Bourgain's condition, sticky Kakeya, and new examples

TL;DR

This paper establishes a connection between Bourgain's condition and the sticky Kakeya conjecture for oscillatory integral operators, introduces a geometric characterization, and provides new examples that challenge existing assumptions.

Contribution

It offers a new geometric perspective on Bourgain's condition, reduces sticky Kakeya problems to classical cases, and constructs novel examples in higher dimensions.

Findings

Bourgain's condition reduces sticky Kakeya to classical Kakeya in all dimensions ≥ 3.

Constructed examples show Bourgain's condition does not persist in larger tubes.

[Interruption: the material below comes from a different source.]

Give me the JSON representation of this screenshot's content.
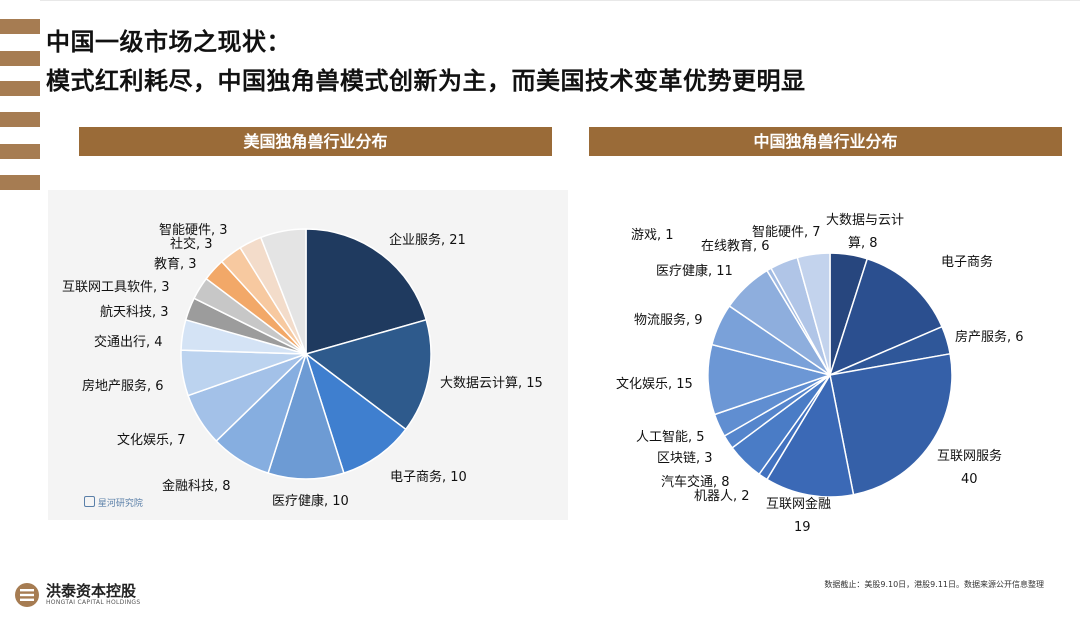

First operators satisfying Bourgain's condition with no diffeomorphism to lines.

Abstract

We prove that in all dimensions at least 3 and for any H\"ormander-type oscillatory integral operator satisfying Bourgain's condition, the sticky case of the corresponding curved Kakeya conjecture reduces to the sticky case of the classical Kakeya conjecture. This supports a conjecture of Guo-Wang-Zhang, that an operator satisfies the same $L^p$ bounds as in the restriction conjecture exactly when it satisfies Bourgain's condition. Our result follows from a new geometric characterization of Bourgain's condition based on the structure of curved $\delta$-tubes in a $\delta^{1/2}$-tube. We find examples in all dimensions at least 3 which show this property does not persist in a larger tube, and in particular these are the first operators satisfying Bourgain's condition for which there is no diffeomorphism taking the corresponding families of curves to lines. This suggests that a general to sticky reduction in the spirit of Wang-Zahl needs substantial new ideas. We expect these examples to provide a good starting point.